Ich weiß, wovon ich rede. Denn ich wuchs selbst in einer strenggläubigen Familie eines führenden arabischen Clans im Sudan auf. Zwei Jahre verbrachte ich in einer Koranschule, in der ich einen tiefen Hass gegenüber Christen und Juden eingeimpft bekam. Dieser gipfelte darin, dass ich versuchte, gemeinsam mit Freunden einen christlichen Mitschüler umzubringen, nur deshalb, weil er ein Andersgläubiger war. Ich habe erlebt, wie mich mein Vater verstoßen hat, wie ich die Familie verlassen musste, nur weil ich mich später selbst für ein Leben als Christ entschieden habe. Weil ich dadurch unseren Clan entehrt und die Religion beleidigt habe. Das ist lange her. Ich habe seitdem viel gelernt über das Miteinander von Christen und Muslimen, aber auch über falsch verstandene Toleranz gegenüber denen, die unsere freiheitlichen Werte verachten.

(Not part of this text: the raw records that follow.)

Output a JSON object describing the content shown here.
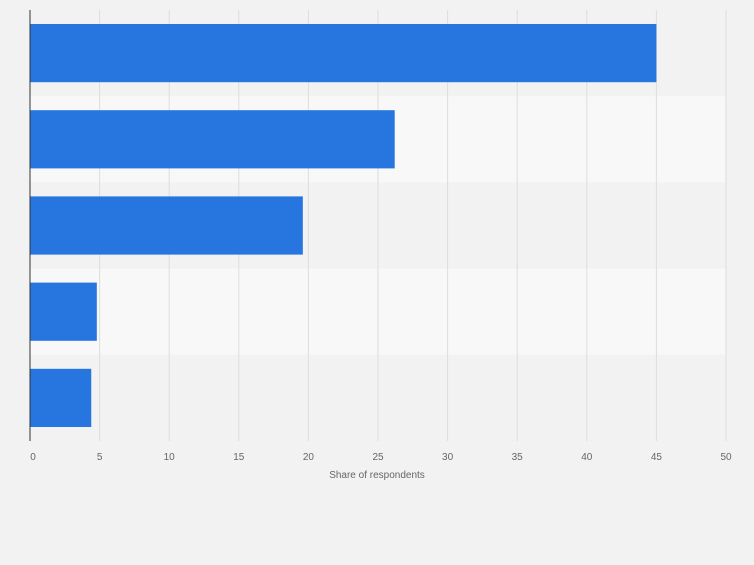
{
  "chart_data": {
    "type": "bar",
    "orientation": "horizontal",
    "categories": [
      "",
      "",
      "",
      "",
      ""
    ],
    "values": [
      45,
      26.2,
      19.6,
      4.8,
      4.4
    ],
    "title": "",
    "xlabel": "Share of respondents",
    "ylabel": "",
    "xlim": [
      0,
      50
    ],
    "xticks": [
      0,
      5,
      10,
      15,
      20,
      25,
      30,
      35,
      40,
      45,
      50
    ],
    "grid": true,
    "legend": "none",
    "colors": {
      "bar": "#2775de",
      "background": "#f2f2f2",
      "band_light": "#f8f8f8",
      "band_dark": "#f2f2f2",
      "grid": "#dddddd",
      "axis": "#333333",
      "tick_text": "#666666"
    }
  }
}
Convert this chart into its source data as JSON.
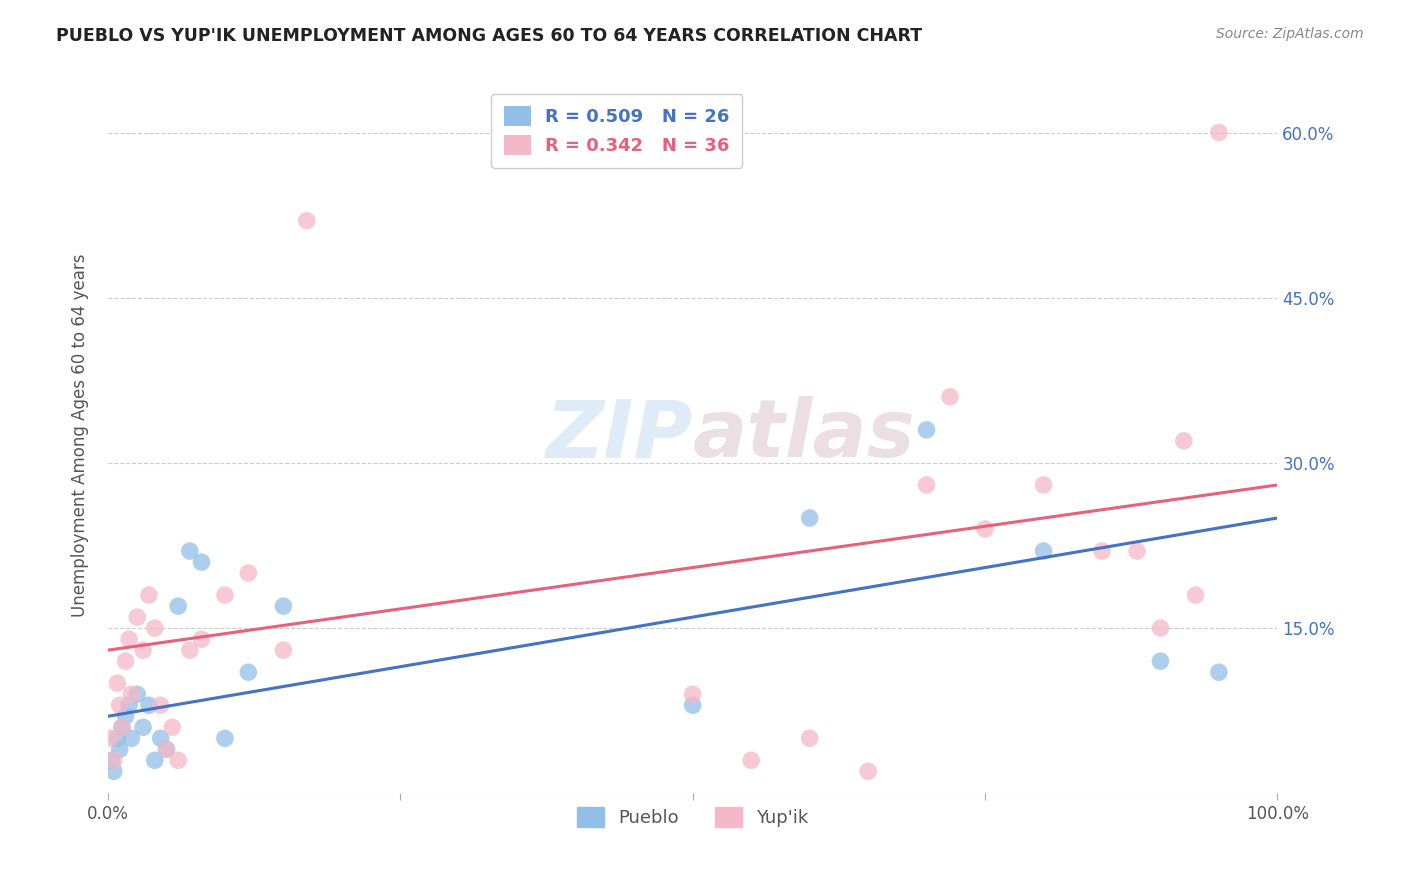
{
  "title": "PUEBLO VS YUP'IK UNEMPLOYMENT AMONG AGES 60 TO 64 YEARS CORRELATION CHART",
  "source": "Source: ZipAtlas.com",
  "ylabel": "Unemployment Among Ages 60 to 64 years",
  "background_color": "#ffffff",
  "xlim": [
    0,
    100
  ],
  "ylim": [
    0,
    65
  ],
  "pueblo_color": "#92bfe8",
  "yupik_color": "#f5b8c8",
  "pueblo_line_color": "#4472c4",
  "yupik_line_color": "#e8607a",
  "pueblo_R": 0.509,
  "pueblo_N": 26,
  "yupik_R": 0.342,
  "yupik_N": 36,
  "pueblo_x": [
    0.3,
    0.5,
    0.8,
    1.0,
    1.2,
    1.5,
    1.8,
    2.0,
    2.5,
    3.0,
    3.5,
    4.0,
    4.5,
    5.0,
    6.0,
    7.0,
    8.0,
    10.0,
    12.0,
    15.0,
    50.0,
    60.0,
    70.0,
    80.0,
    90.0,
    95.0
  ],
  "pueblo_y": [
    3,
    2,
    5,
    4,
    6,
    7,
    8,
    5,
    9,
    6,
    8,
    3,
    5,
    4,
    17,
    22,
    21,
    5,
    11,
    17,
    8,
    25,
    33,
    22,
    12,
    11
  ],
  "yupik_x": [
    0.2,
    0.5,
    0.8,
    1.0,
    1.2,
    1.5,
    1.8,
    2.0,
    2.5,
    3.0,
    3.5,
    4.0,
    4.5,
    5.0,
    5.5,
    6.0,
    7.0,
    8.0,
    10.0,
    12.0,
    15.0,
    17.0,
    50.0,
    55.0,
    60.0,
    65.0,
    70.0,
    72.0,
    75.0,
    80.0,
    85.0,
    88.0,
    90.0,
    92.0,
    93.0,
    95.0
  ],
  "yupik_y": [
    5,
    3,
    10,
    8,
    6,
    12,
    14,
    9,
    16,
    13,
    18,
    15,
    8,
    4,
    6,
    3,
    13,
    14,
    18,
    20,
    13,
    52,
    9,
    3,
    5,
    2,
    28,
    36,
    24,
    28,
    22,
    22,
    15,
    32,
    18,
    60
  ],
  "pueblo_line_x0": 0,
  "pueblo_line_y0": 7.0,
  "pueblo_line_x1": 100,
  "pueblo_line_y1": 25.0,
  "yupik_line_x0": 0,
  "yupik_line_y0": 13.0,
  "yupik_line_x1": 100,
  "yupik_line_y1": 28.0
}
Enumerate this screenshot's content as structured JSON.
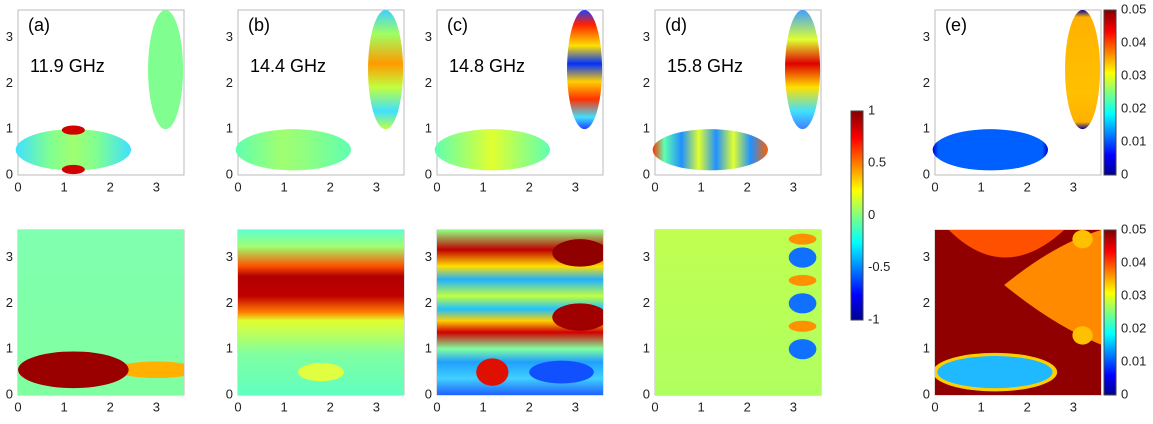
{
  "panels": [
    {
      "label": "(a)",
      "frequency": "11.9 GHz"
    },
    {
      "label": "(b)",
      "frequency": "14.4 GHz"
    },
    {
      "label": "(c)",
      "frequency": "14.8 GHz"
    },
    {
      "label": "(d)",
      "frequency": "15.8 GHz"
    },
    {
      "label": "(e)"
    }
  ],
  "axis_ticks": [
    "0",
    "1",
    "2",
    "3"
  ],
  "colorbar_main": {
    "ticks": [
      "1",
      "0.5",
      "0",
      "-0.5",
      "-1"
    ]
  },
  "colorbar_e": {
    "ticks": [
      "0.05",
      "0.04",
      "0.03",
      "0.02",
      "0.01",
      "0"
    ]
  }
}
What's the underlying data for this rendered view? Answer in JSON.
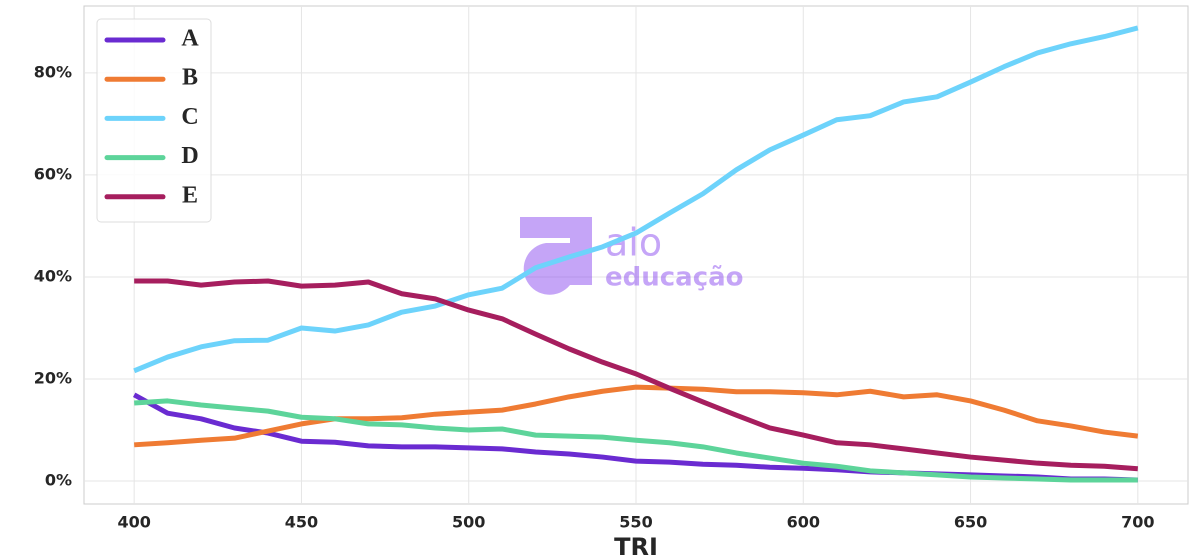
{
  "chart_data": {
    "type": "line",
    "xlabel": "TRI",
    "watermark": [
      "aio",
      "educação"
    ],
    "x": [
      400,
      410,
      420,
      430,
      440,
      450,
      460,
      470,
      480,
      490,
      500,
      510,
      520,
      530,
      540,
      550,
      560,
      570,
      580,
      590,
      600,
      610,
      620,
      630,
      640,
      650,
      660,
      670,
      680,
      690,
      700
    ],
    "series": [
      {
        "name": "A",
        "color": "#6a2bd1",
        "values": [
          16.9,
          13.3,
          12.2,
          10.4,
          9.4,
          7.8,
          7.6,
          6.9,
          6.7,
          6.7,
          6.5,
          6.3,
          5.7,
          5.3,
          4.7,
          3.9,
          3.7,
          3.3,
          3.1,
          2.7,
          2.5,
          2.2,
          1.8,
          1.6,
          1.4,
          1.2,
          1.0,
          0.8,
          0.4,
          0.4,
          0.2
        ]
      },
      {
        "name": "B",
        "color": "#ef7b33",
        "values": [
          7.1,
          7.5,
          8.0,
          8.4,
          9.8,
          11.2,
          12.2,
          12.2,
          12.4,
          13.1,
          13.5,
          13.9,
          15.1,
          16.5,
          17.6,
          18.4,
          18.2,
          18.0,
          17.5,
          17.5,
          17.3,
          16.9,
          17.6,
          16.5,
          16.9,
          15.7,
          13.9,
          11.8,
          10.8,
          9.6,
          8.8
        ]
      },
      {
        "name": "C",
        "color": "#6dd3fb",
        "values": [
          21.6,
          24.3,
          26.3,
          27.5,
          27.6,
          30.0,
          29.4,
          30.6,
          33.1,
          34.3,
          36.5,
          37.8,
          41.8,
          43.9,
          45.9,
          48.6,
          52.5,
          56.3,
          61.0,
          64.9,
          67.8,
          70.8,
          71.6,
          74.3,
          75.3,
          78.2,
          81.2,
          83.9,
          85.7,
          87.1,
          88.8
        ]
      },
      {
        "name": "D",
        "color": "#5dd49a",
        "values": [
          15.3,
          15.7,
          14.9,
          14.3,
          13.7,
          12.5,
          12.2,
          11.2,
          11.0,
          10.4,
          10.0,
          10.2,
          9.0,
          8.8,
          8.6,
          8.0,
          7.5,
          6.7,
          5.5,
          4.5,
          3.5,
          2.9,
          2.0,
          1.6,
          1.2,
          0.8,
          0.6,
          0.4,
          0.2,
          0.2,
          0.2
        ]
      },
      {
        "name": "E",
        "color": "#a61e5e",
        "values": [
          39.2,
          39.2,
          38.4,
          39.0,
          39.2,
          38.2,
          38.4,
          39.0,
          36.7,
          35.7,
          33.5,
          31.8,
          28.8,
          25.9,
          23.3,
          21.0,
          18.2,
          15.5,
          12.9,
          10.4,
          9.0,
          7.5,
          7.1,
          6.3,
          5.5,
          4.7,
          4.1,
          3.5,
          3.1,
          2.9,
          2.4
        ]
      }
    ],
    "xlim": [
      385,
      715
    ],
    "xticks": [
      400,
      450,
      500,
      550,
      600,
      650,
      700
    ],
    "ylim": [
      -4.5,
      93.1
    ],
    "yticks": [
      {
        "value": 0,
        "label": "0%"
      },
      {
        "value": 20,
        "label": "20%"
      },
      {
        "value": 40,
        "label": "40%"
      },
      {
        "value": 60,
        "label": "60%"
      },
      {
        "value": 80,
        "label": "80%"
      }
    ],
    "grid": true,
    "legend": "upper-left"
  }
}
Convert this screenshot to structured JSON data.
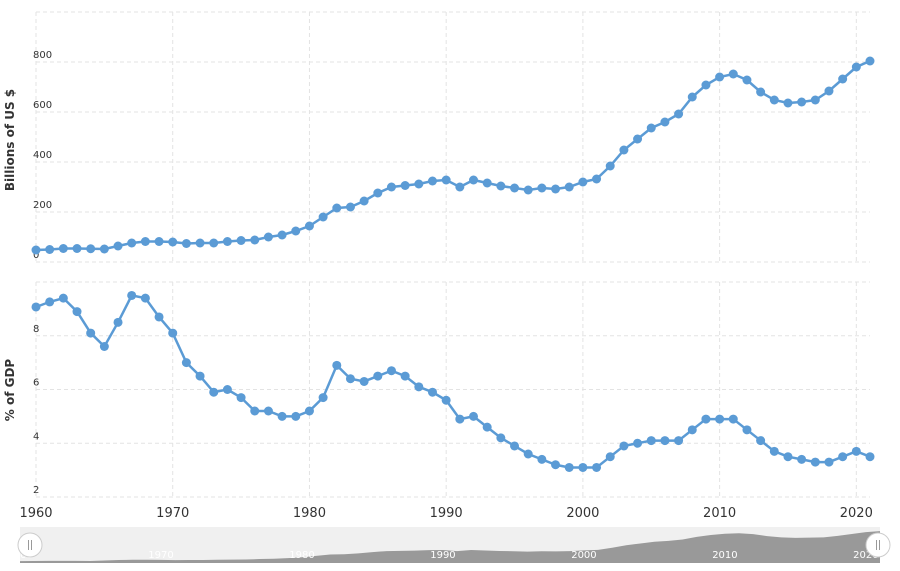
{
  "chart_data": [
    {
      "type": "line",
      "y_label": "Billions of US $",
      "x": [
        1960,
        1961,
        1962,
        1963,
        1964,
        1965,
        1966,
        1967,
        1968,
        1969,
        1970,
        1971,
        1972,
        1973,
        1974,
        1975,
        1976,
        1977,
        1978,
        1979,
        1980,
        1981,
        1982,
        1983,
        1984,
        1985,
        1986,
        1987,
        1988,
        1989,
        1990,
        1991,
        1992,
        1993,
        1994,
        1995,
        1996,
        1997,
        1998,
        1999,
        2000,
        2001,
        2002,
        2003,
        2004,
        2005,
        2006,
        2007,
        2008,
        2009,
        2010,
        2011,
        2012,
        2013,
        2014,
        2015,
        2016,
        2017,
        2018,
        2019,
        2020,
        2021
      ],
      "series": [
        {
          "color": "#5b9bd5",
          "values": [
            48,
            50,
            54,
            54,
            53,
            52,
            64,
            76,
            82,
            82,
            80,
            74,
            76,
            76,
            82,
            86,
            88,
            100,
            108,
            124,
            144,
            180,
            216,
            220,
            244,
            276,
            300,
            306,
            312,
            324,
            328,
            300,
            328,
            316,
            304,
            296,
            288,
            296,
            292,
            300,
            320,
            332,
            384,
            448,
            492,
            536,
            560,
            592,
            660,
            708,
            740,
            752,
            728,
            680,
            648,
            636,
            640,
            648,
            684,
            732,
            780,
            804
          ]
        }
      ],
      "xlim": [
        1960,
        2021
      ],
      "ylim": [
        0,
        1000
      ],
      "yticks": [
        0,
        200,
        400,
        600,
        800
      ],
      "grid": true
    },
    {
      "type": "line",
      "y_label": "% of GDP",
      "x": [
        1960,
        1961,
        1962,
        1963,
        1964,
        1965,
        1966,
        1967,
        1968,
        1969,
        1970,
        1971,
        1972,
        1973,
        1974,
        1975,
        1976,
        1977,
        1978,
        1979,
        1980,
        1981,
        1982,
        1983,
        1984,
        1985,
        1986,
        1987,
        1988,
        1989,
        1990,
        1991,
        1992,
        1993,
        1994,
        1995,
        1996,
        1997,
        1998,
        1999,
        2000,
        2001,
        2002,
        2003,
        2004,
        2005,
        2006,
        2007,
        2008,
        2009,
        2010,
        2011,
        2012,
        2013,
        2014,
        2015,
        2016,
        2017,
        2018,
        2019,
        2020,
        2021
      ],
      "series": [
        {
          "color": "#5b9bd5",
          "values": [
            9.07,
            9.26,
            9.4,
            8.9,
            8.1,
            7.6,
            8.5,
            9.5,
            9.4,
            8.7,
            8.1,
            7.0,
            6.5,
            5.9,
            6.0,
            5.7,
            5.2,
            5.2,
            5.0,
            5.0,
            5.2,
            5.7,
            6.9,
            6.4,
            6.3,
            6.5,
            6.7,
            6.5,
            6.1,
            5.9,
            5.6,
            4.9,
            5.0,
            4.6,
            4.2,
            3.9,
            3.6,
            3.4,
            3.2,
            3.1,
            3.1,
            3.1,
            3.5,
            3.9,
            4.0,
            4.1,
            4.1,
            4.1,
            4.5,
            4.9,
            4.9,
            4.9,
            4.5,
            4.1,
            3.7,
            3.5,
            3.4,
            3.3,
            3.3,
            3.5,
            3.7,
            3.5
          ]
        }
      ],
      "xlim": [
        1960,
        2021
      ],
      "xticks": [
        1960,
        1970,
        1980,
        1990,
        2000,
        2010,
        2020
      ],
      "ylim": [
        2,
        10
      ],
      "yticks": [
        2,
        4,
        6,
        8
      ],
      "grid": true
    }
  ]
}
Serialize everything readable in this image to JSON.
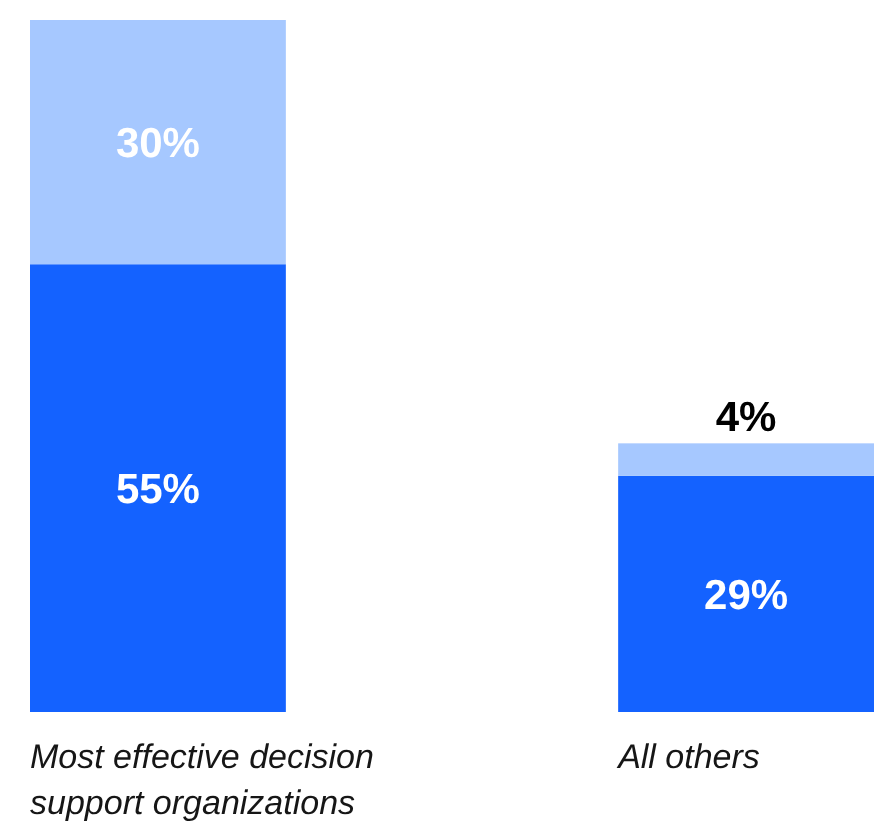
{
  "chart_data": {
    "type": "bar",
    "stacked": true,
    "categories": [
      "Most effective decision support organizations",
      "All others"
    ],
    "series": [
      {
        "color": "#1462ff",
        "values": [
          55,
          29
        ],
        "value_labels": [
          "55%",
          "29%"
        ]
      },
      {
        "color": "#a6c8ff",
        "values": [
          30,
          4
        ],
        "value_labels": [
          "30%",
          "4%"
        ]
      }
    ]
  }
}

Die unterschätzte Rolle der Religion

Seit mehr als 20 Jahren bin ich in Deutschland zu Hause. Obwohl ich mich inzwischen selbst als Leiter eines Instituts mit dem Thema Integration beschäftige, merke ich immer wieder an mir selbst: Meine kulturelle Prägung sitzt tiefer, als ich oft denke. Obwohl ich sehr gerne in Deutschland bin und dankbar, hier zu leben, fühle ich mich in meiner Wahlheimat manchmal noch immer fremd. Integration ist eben nicht erledigt, wenn ich Deutsch spreche. Nein, dann fängt Integration erst an. Wer bin ich denn nun? Ein Deutscher, der eben noch etwas Migrationsgeschichte mitbringt, oder vor allem ein eingewanderter Araber, der jetzt einen deutschen Pass besitzt?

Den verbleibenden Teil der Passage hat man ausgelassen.